In November 2004, they emerged from the trees and presented themselves to a tiny village in southern Laos as refugees from a war that no longer existed. Calls were made. Cambodian authorities picked them up and took them back to the villages in Ratanakiri province they had fled decades before. They moved back in with family members -- in one man’s case, just across a red dirt path from the wooden house in which he was born. Moun and his family fled into the forest at a time when hungry people could be killed for eating food they weren’t expressly permitted to eat, or for intervening when soldiers beat their children, or for refusing to marry the strangers the army chose as their spouses. Regardless of what they had been told by well-meaning people since returning to Cambodia, it was clear that they weren’t quite sure what side of history they’d ended up on.

Ly Kamoun practicing slash-and-burn agriculture in his field, 2008.
Ly Kamoun practicing slash-and-burn agriculture in his field, 2008.

Years would pass before Moun admitted that 40 was an age he made up to end to my queries about his number of years on the planet, which struck him as irrelevant as the number of hairs on his head. He did not know, or care to know, the year of his birth. He was born of a people with no written language. No calendars or records marked the event of his arrival. As I would learn while trying to piece together the story of his life, Moun did not come from a storytelling culture. Questions about his life’s chronology, and especially his feelings about those events, would be for him a constant source of bemusement, bewilderment and frustration.

That did not deter the reporters gathered at Moun’s village that day, an international group that included my colleague Phann Ana, a reporter from the Cambodia Daily newspaper, and myself, a 24-year-old American journalist nearing the end of a yearlong stint at the country’s English-language paper.

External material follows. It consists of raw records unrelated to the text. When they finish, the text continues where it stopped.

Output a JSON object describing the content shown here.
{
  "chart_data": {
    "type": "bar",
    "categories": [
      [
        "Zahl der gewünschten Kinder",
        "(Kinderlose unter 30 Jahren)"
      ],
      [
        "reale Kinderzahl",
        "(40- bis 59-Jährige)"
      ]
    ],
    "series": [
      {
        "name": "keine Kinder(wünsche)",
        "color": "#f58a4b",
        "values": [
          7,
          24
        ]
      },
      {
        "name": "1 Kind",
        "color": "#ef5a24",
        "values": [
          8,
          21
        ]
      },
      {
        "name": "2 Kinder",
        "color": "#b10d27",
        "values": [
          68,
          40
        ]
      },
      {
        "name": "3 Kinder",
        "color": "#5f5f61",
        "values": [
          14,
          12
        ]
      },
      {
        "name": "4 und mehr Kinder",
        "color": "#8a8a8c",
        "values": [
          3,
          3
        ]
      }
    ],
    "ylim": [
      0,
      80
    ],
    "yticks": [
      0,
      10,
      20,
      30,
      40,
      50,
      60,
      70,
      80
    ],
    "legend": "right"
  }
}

We were there to turn the people shifting uncomfortably before us in cheap new clothing into stories. It almost didn’t matter what they said. They were already archetypes, joining the isolated Amazon tribes and forgotten Japanese World War II soldiers in the canon of people who had managed, however briefly, to unhitch themselves from the world.

Two men squatted in the dirt to show me how they had built fire in the forest, placing wood shavings between two pieces of bamboo and rubbing them vigorously against a third stick until the chips inside glowed an angry red. With blunt matter-of-factness they described their diet of wild chicken, mice, monkeys and the occasional tiger. They had no salt, they were quick to point out. This particular deprivation really seemed to smart.

A house in Ratanakiri.
A house in Ratanakiri.

Before these last few weeks they had never seen a telephone, a television or a car. They insisted -- and we believed them -- that it had been a full fifteen years since they had last encountered another person, that they kept completely to themselves that entire time, an isolated, self-sufficient society cut off from time and history.

“I was never happy in the forest. I wanted to see my family, my friends, my birthplace,” Moun told me. “It’s very different from before. Really, far different. People can freely exchange goods... they can buy and sell. It’s amazing. I enjoy it like them, too. Nobody disturbs anyone.”

Moun spoke briefly of a comrade of theirs, an older man who died four or five years earlier. Natural causes, Moun said. They buried his body without ceremony.

“Did anyone else die?” I asked.

“No,” he said without hesitation.

“Did you meet anyone else in the forest?”

“No,” he repeated.

Many times since, I have thought about that first meeting and wondered what it would be like to revisit that day, knowing what I later learned. Maybe I would have read unfairly into Moun’s mannerisms, judging his posture as too taut, his responses too quick. Perhaps I would have felt compassion for a person who had been tested in a way few humans would wish to be. I might have looked at him differently, had I known from the beginning that the story of this gentle, soft-spoken man included starvation, violence and murder. But to understand that, one would have to look far beyond the trailing smoke of a leaf-wrapped cigar.